I was able to draw upon many of the stitches and techniques from my studies with Karen Ruane in creating these pieces.

In the detail photo below, you catch a glimpse of some gimp anchored with bullion knots and stab stitches. Karen is using gimp in her own compositions in the most amazing ways. I chose here to simply create a line echoing the triangular prairie points and highlighting three pieces of the lace. You can really appreciate the beauty of the lace in this close up.

In the composition detailed below, I used some covered cording to create a design line and then added some appliqué circles outlined with chain stitches and yo-yos as a background to the lace doilies.

My third piece used the largest doily in the group. I used French knots, gimp, and chain stitching as well as some small appliqué circles to offset the larger lace piece.

All three pieces were backed with white cotton fabric and given a finishing touch of an edging of small running stitches.

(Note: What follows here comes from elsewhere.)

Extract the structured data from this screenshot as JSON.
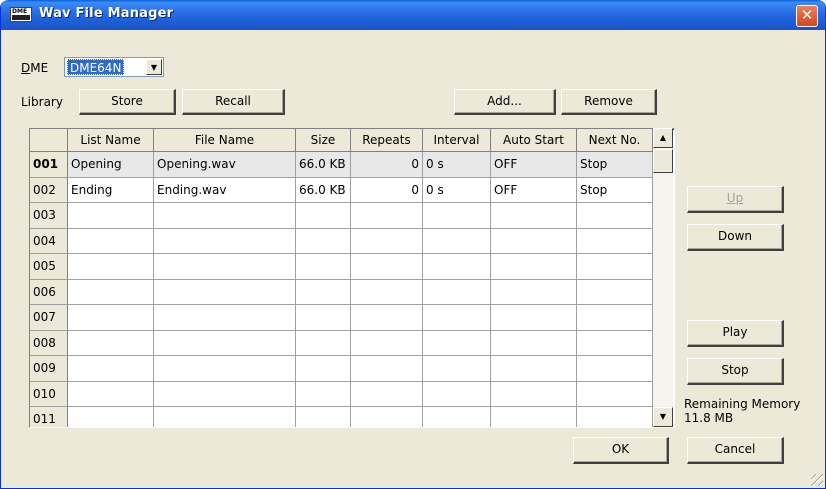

I had many fond moments remembering time with my Aunt as I was stitching these mementos for her children. My hope is that the pieces I created will bring back many similar memories for each of my cousins when they happen upon them in their own homes.

New Facebook Page

With the start of the new year, I have begun an artist page on Facebook. I am slowly developing a gallery there which eventually will highlight my hand stitchery as well as my art quilts. I will also use the page to share posts as I create new works. I intend to still blog here several times a month but if you would like to also follow my new page, here is the link.

 

Joy about JOY

Joy in looking and comprehending
is nature’s most beautiful gift.
Albert Einstein

JOY

“JOY” is a work that I entered in the Sacred Threads 2015 show. It was accepted both for the main show in Herndon, VA and for the following traveling exhibit. For the past 18 months, it has been traveling to different venues across the US. About a week ago, I received word that the traveling exhibit would be featured at the Texas Quilt Museum this winter and that “JOY” had been selected as one of the quilts on display. Last night I learned that “JOY” was featured in the Texas Quilt Museum newsletter announcing their exhibits opening in January.

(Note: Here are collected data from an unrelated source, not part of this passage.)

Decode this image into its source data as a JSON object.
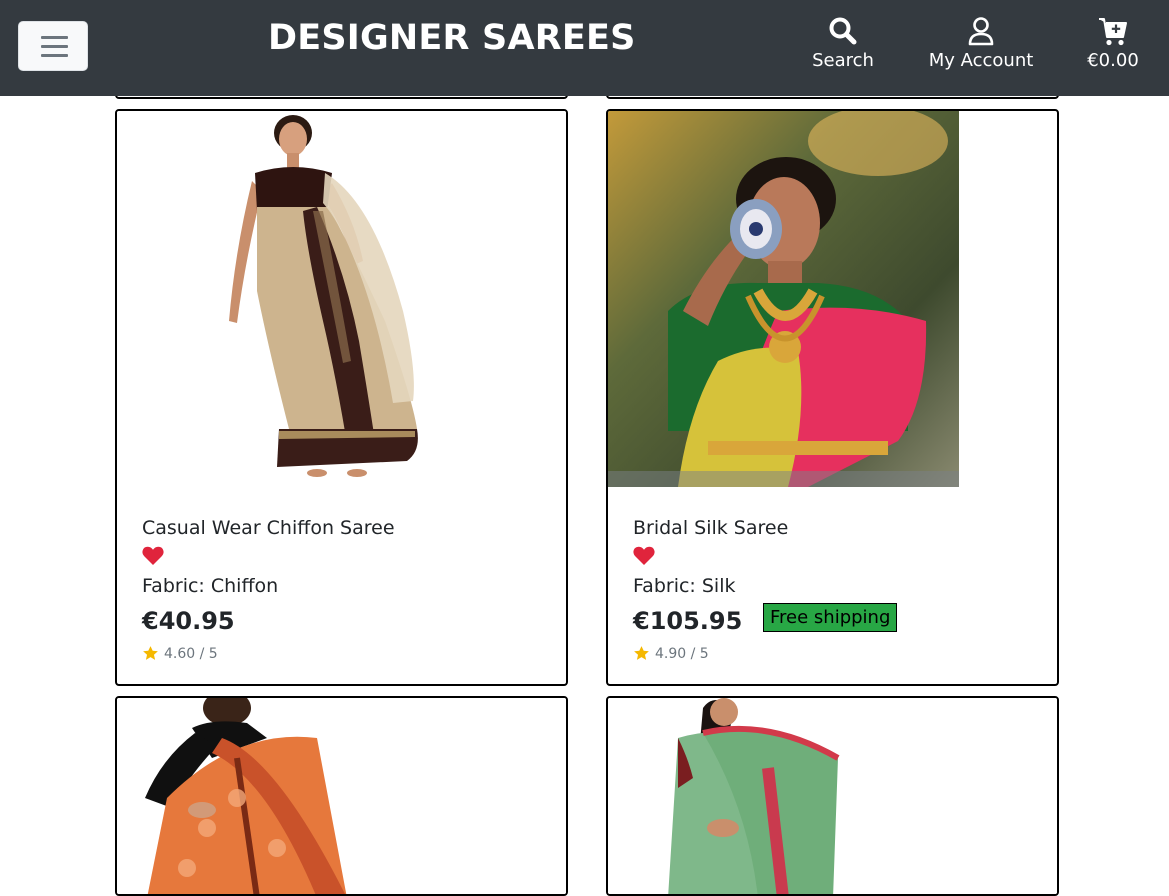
{
  "header": {
    "brand": "DESIGNER SAREES",
    "search_label": "Search",
    "account_label": "My Account",
    "cart_total": "€0.00",
    "bg_color": "#343a40"
  },
  "products": [
    {
      "name": "Casual Wear Chiffon Saree",
      "fabric": "Fabric: Chiffon",
      "price": "€40.95",
      "rating": "4.60 / 5",
      "favorite": true
    },
    {
      "name": "Bridal Silk Saree",
      "fabric": "Fabric: Silk",
      "price": "€105.95",
      "badge": "Free shipping",
      "rating": "4.90 / 5",
      "favorite": true
    }
  ],
  "colors": {
    "heart": "#e0243c",
    "star": "#f5b800",
    "badge": "#28a745"
  }
}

I am delighted that so many people are getting to enjoy my art quilt. The photo behind the quilt was taken on a ski trip to Aspen Colorado where my granddaughter had one of her first experiences of snow. Her enthusiasm is absolutely infectious and I could not resist sharing her true expression of joy through an art quilt.

I am truly honored to have my art quilt as part of the Sacred Threads exhibit. The bi-annual exhibit is a forum for fiber artists to share their works and stories on themes of Joy, Spirituality, Inspiration, Grief, Healing and Peace/Brotherhood. The exhibit is accompanied by audio recordings of the artists explaining their motivations behind their works. The combination of visual and audio create a powerful experience for the observer.